The Bottom Line: Early engagement with VPFs accelerates decision progress because evaluation starts where decisions actually begin.
Why CFO Access Rarely Signals Buying Momentum at Conferences
CFO access is valuable, but it is often misinterpreted. THMA research shows CFOs are heavily gatekept, with initial meetings often taking months to secure. When those meetings occur, evaluation is frequently delegated back to the VPF.
This is intentional. CFOs expect feasibility, ROI logic, and internal alignment to be validated before executive time is invested.
The Bottom Line: CFO conversations convert only when a VPF has already validated feasibility and internal support.
Where Evaluation, Budget Authority, and Alignment Truly Sit
A common misconception is that VPFs lack buying power. THMA research shows many health system VPFs hold $100K to $500K in direct approval authority across finance, analytics, and automation initiatives that align with their remit. In these cases, decisions often move forward without CFO involvement.
When larger investments are required, VPFs build the business case CFOs rely on. They quantify impact through time savings, error reduction, cash acceleration, and risk mitigation.
The Bottom Line: Many finance initiatives advance through VPF authority and advocacy, even when CFOs are final signatories.
Why Traditional Healthcare Financial Management Conferences Miss This Reality
Most healthcare financial management conferences are designed for scale. They optimize for attendance, exposure, and broad content coverage. What they rarely support is meaningful evaluation.
Conversations are brief and high-level. Operational context is limited. As a result, interest is generated, but momentum often fades once internal evaluation begins.
The Bottom Line: Visibility without depth rarely translates into sustained progress.
How Conference Environment Determines the Quality of Financial Engagement
VPFs are not looking for pitches. They value insight, credibility, and peer validation. Trust is built in environments that support focused, relevant conversation and candid exchange.

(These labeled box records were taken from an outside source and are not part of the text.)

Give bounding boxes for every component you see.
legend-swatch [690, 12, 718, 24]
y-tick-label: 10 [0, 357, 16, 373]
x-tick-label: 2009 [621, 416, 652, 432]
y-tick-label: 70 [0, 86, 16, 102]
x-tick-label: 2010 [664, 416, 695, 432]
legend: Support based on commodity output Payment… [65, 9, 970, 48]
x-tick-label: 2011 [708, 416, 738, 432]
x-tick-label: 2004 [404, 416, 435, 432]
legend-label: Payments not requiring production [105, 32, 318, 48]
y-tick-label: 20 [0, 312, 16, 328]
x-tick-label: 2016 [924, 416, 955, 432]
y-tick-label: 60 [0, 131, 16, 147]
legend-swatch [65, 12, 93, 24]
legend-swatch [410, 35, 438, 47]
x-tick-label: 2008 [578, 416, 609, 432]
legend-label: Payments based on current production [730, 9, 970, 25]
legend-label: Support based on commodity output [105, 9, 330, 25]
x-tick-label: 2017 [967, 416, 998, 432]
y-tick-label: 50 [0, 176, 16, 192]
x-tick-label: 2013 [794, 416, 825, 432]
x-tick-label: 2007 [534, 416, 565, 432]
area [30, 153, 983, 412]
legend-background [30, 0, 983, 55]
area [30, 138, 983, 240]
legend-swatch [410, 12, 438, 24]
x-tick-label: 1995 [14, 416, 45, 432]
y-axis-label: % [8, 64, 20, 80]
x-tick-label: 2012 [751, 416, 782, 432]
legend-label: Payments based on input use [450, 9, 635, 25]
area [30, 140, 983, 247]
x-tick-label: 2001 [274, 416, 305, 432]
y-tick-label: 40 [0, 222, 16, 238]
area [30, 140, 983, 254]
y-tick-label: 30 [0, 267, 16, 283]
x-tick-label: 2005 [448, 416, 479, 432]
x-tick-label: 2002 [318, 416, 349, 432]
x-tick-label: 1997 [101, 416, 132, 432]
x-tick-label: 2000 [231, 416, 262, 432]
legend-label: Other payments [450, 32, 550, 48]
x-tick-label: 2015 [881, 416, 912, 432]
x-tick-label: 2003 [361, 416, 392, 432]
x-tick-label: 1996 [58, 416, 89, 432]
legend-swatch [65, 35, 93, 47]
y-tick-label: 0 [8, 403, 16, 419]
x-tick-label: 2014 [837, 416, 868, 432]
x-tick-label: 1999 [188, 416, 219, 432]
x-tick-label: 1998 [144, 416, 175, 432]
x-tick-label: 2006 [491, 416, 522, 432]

That trust is difficult to establish in crowded exhibit halls or rushed networking sessions.
The Bottom Line: The quality of the environment determines the quality of financial engagement.
The Value of Curated, Role-Specific Convenings for Finance Leaders
THMA convenings are intentionally designed around how health system leaders actually engage. Participation is curated by role to ensure relevance. Industry seats are limited to preserve balance. Agendas are driven by health system priorities, not sponsor messaging.
These settings allow VPFs to speak openly about pressure points, decision criteria, and internal dynamics. Industry Executives gain insight into how decisions are evaluated in practice.
The Bottom Line: Curated environments surface real decision logic long before it appears in a deal cycle.
Rethinking Healthcare Financial Management Conference Strategy for Industry Executives
Healthcare finance is under sustained pressure. Capital is constrained. Every investment is scrutinized. For Industry Executives, conference strategy must reflect how health systems evaluate and advance decisions today, not how they appear on org charts.
The Bottom Line: A VPF-first approach aligns healthcare financial management conference investment with reality.
A More Effective Path to Building Financial Relationships With Health Systems
Healthcare financial management conferences remain an important investment. The difference is how that investment is deployed. THMA’s Vice President of Finance Forum is designed to support peer-level engagement between health system finance leaders and a limited number of industry partners. It creates space for candid dialogue, practical insight, and relationship-building grounded in how health systems actually operate.
For Industry Executives focused on credibility and long-term engagement, progress starts by connecting with the leaders who shape decisions early.
The Bottom Line: Strong financial relationships begin with the leaders who evaluate first.